Western North Carolina’s largest nonprofit is asking for guidance from the public on its future grant-making to improve the health and wellbeing of area residents over the next several decades.
During a Sept. 8 virtual meeting, the first of three planned for September, Dogwood leaders provided an update on regional investments and polled viewers about the goals and priorities that the entity plans to tackle over the next few years. The nonprofit, created from the $1.5 billion sale of Mission Health in February 2019 to HCA Healthcare, is charged with funding programs that advance community wellness throughout 18 WNC counties and the Qualla Boundary, the sovereign territory of the Eastern Band of Cherokee Indians .
Janice Brumit, Dogwood’s board chair, said the nonprofit had made $48 million in investments in 2020, which focused on four priority areas: housing, education, economic opportunity and health and wellness. She added that Dogwood is on track to invest $65 million in those funding categories in 2021.
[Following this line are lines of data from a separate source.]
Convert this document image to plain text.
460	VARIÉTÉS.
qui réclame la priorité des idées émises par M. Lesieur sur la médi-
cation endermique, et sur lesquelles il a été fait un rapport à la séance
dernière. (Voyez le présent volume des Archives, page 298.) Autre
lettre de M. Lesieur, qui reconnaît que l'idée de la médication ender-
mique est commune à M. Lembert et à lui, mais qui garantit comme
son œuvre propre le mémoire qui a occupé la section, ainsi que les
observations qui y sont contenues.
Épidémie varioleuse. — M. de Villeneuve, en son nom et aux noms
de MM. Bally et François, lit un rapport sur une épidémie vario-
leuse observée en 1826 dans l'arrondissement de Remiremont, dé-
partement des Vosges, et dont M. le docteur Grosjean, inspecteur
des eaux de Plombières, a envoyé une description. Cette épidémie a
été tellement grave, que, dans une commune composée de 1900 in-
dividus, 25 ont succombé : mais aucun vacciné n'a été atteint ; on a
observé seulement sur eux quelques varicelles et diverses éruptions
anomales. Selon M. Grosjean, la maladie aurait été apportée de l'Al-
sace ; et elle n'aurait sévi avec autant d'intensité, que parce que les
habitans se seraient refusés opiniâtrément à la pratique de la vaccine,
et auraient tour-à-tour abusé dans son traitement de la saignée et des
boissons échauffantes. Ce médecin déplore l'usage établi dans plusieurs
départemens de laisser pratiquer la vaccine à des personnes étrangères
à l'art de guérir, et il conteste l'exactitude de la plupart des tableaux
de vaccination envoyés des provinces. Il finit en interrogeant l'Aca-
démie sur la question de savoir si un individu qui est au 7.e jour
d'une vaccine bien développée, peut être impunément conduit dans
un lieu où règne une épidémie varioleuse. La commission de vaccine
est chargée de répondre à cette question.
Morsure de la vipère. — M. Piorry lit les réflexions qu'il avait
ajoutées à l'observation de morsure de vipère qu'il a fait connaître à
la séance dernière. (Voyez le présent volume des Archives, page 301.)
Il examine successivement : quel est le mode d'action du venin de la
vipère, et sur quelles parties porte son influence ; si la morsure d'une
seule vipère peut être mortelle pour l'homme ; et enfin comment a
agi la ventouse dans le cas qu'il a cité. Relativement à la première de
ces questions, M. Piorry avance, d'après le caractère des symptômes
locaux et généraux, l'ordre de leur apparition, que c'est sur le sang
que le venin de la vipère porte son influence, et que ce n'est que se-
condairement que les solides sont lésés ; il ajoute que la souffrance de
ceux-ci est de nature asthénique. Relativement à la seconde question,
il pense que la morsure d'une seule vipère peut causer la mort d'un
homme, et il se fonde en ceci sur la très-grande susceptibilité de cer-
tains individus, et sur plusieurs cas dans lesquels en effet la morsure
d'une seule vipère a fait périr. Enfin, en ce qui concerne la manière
Among the nonprofit’s most recent investments have been $500,000 for flood relief after Tropical Storm Fred to the Community Foundation of Western North Carolina and $2 million in support of Homeward Bound of WNC’s purchase and renovation of a Days Inn in Asheville to create permanent supportive housing for people experiencing homelessness.
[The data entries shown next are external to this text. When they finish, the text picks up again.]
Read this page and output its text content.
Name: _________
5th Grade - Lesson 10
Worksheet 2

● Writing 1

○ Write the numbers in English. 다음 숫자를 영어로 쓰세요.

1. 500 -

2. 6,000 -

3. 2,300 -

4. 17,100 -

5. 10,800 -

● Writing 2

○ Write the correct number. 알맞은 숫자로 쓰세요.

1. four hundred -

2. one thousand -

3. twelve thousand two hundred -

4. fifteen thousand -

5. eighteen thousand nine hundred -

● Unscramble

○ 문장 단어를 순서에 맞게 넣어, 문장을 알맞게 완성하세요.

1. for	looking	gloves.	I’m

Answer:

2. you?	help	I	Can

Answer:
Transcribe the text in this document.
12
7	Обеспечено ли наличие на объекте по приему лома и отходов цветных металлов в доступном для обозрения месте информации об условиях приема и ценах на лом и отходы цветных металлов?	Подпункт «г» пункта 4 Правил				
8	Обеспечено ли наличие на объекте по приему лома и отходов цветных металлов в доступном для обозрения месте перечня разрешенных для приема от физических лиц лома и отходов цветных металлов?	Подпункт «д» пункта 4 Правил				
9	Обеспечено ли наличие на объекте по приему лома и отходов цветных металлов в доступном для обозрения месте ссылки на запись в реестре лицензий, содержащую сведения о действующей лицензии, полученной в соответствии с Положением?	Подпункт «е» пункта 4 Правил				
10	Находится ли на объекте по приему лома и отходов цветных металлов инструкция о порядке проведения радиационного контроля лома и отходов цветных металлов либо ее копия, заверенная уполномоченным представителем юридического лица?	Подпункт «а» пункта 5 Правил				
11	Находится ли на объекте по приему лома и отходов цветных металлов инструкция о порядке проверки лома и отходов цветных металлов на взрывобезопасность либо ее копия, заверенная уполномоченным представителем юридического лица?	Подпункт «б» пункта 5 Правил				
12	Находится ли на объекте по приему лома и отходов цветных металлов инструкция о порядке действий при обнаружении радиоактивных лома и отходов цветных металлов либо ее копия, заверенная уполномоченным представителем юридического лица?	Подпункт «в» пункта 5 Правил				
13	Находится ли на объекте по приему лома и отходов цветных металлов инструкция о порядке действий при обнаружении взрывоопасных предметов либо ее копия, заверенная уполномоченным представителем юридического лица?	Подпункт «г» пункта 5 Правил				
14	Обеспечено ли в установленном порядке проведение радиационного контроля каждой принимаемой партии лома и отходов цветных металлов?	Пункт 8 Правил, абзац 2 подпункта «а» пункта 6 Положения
“These investments are actively helping us build affordable housing, boost educational attainment at all grade levels from early learning to postsecondary education, address substance abuse disorders, advance the region’s ability to test for and vaccinate against COVID-19, increase economic investments and create new job opportunities and so much more,” Brumit said.
Brumit also pointed to a midyear report, released in August, outlining grant plans for totals of roughly $30 million toward housing, $9 million toward education, $10 million toward creating economic opportunity and diversifying industries in the region and $11 million toward health and wellness programs by the end of 2021. The report also shows that Dogwood has committed $5 million annually for five years to address substance use disorders and the opioid crisis in WNC. The nonprofit plans to share its annual report at the end of 2021.
Susan Mims, the trust’s interim CEO, noted that since the beginning of the year, 228 organizations had applied for grants and 148 had grants approved.
She also explained that Dogwood had been chosen in May to lead a pilot program created by the N.C. Department of Health and Human Services aimed at delivering nonmedical services for people who qualify for Medicaid, such as nutrition and food assistance, transportation and housing. The program, Healthy Opportunities, will be managed by Impact Health, a start-up entity created by Dogwood specifically for the project.
During the meeting, Mims and other Dogwood leaders asked attendees to rank the nonprofit’s goals in order of priority with interactive surveys. She said those results would be combined with public surveys to be made available for the next few weeks on Dogwood’s website; the trust will release the data and determine its funding goals in the following months.
Mims emphasized the importance of public participation on the priorities and noted that the investments made by the nonprofit are meant to create long-lasting change throughout WNC. “This work takes a long time — generations. But when is the best time to plant a tree? That was 20 years ago,” she said. “The next best time is right now.”
Two more virtual community meetings are scheduled for Tuesday, Sept. 14, and Monday, Sept. 20, from 4:30 p.m.- 6 p.m. More information and registration details are available at avl.mx/aem.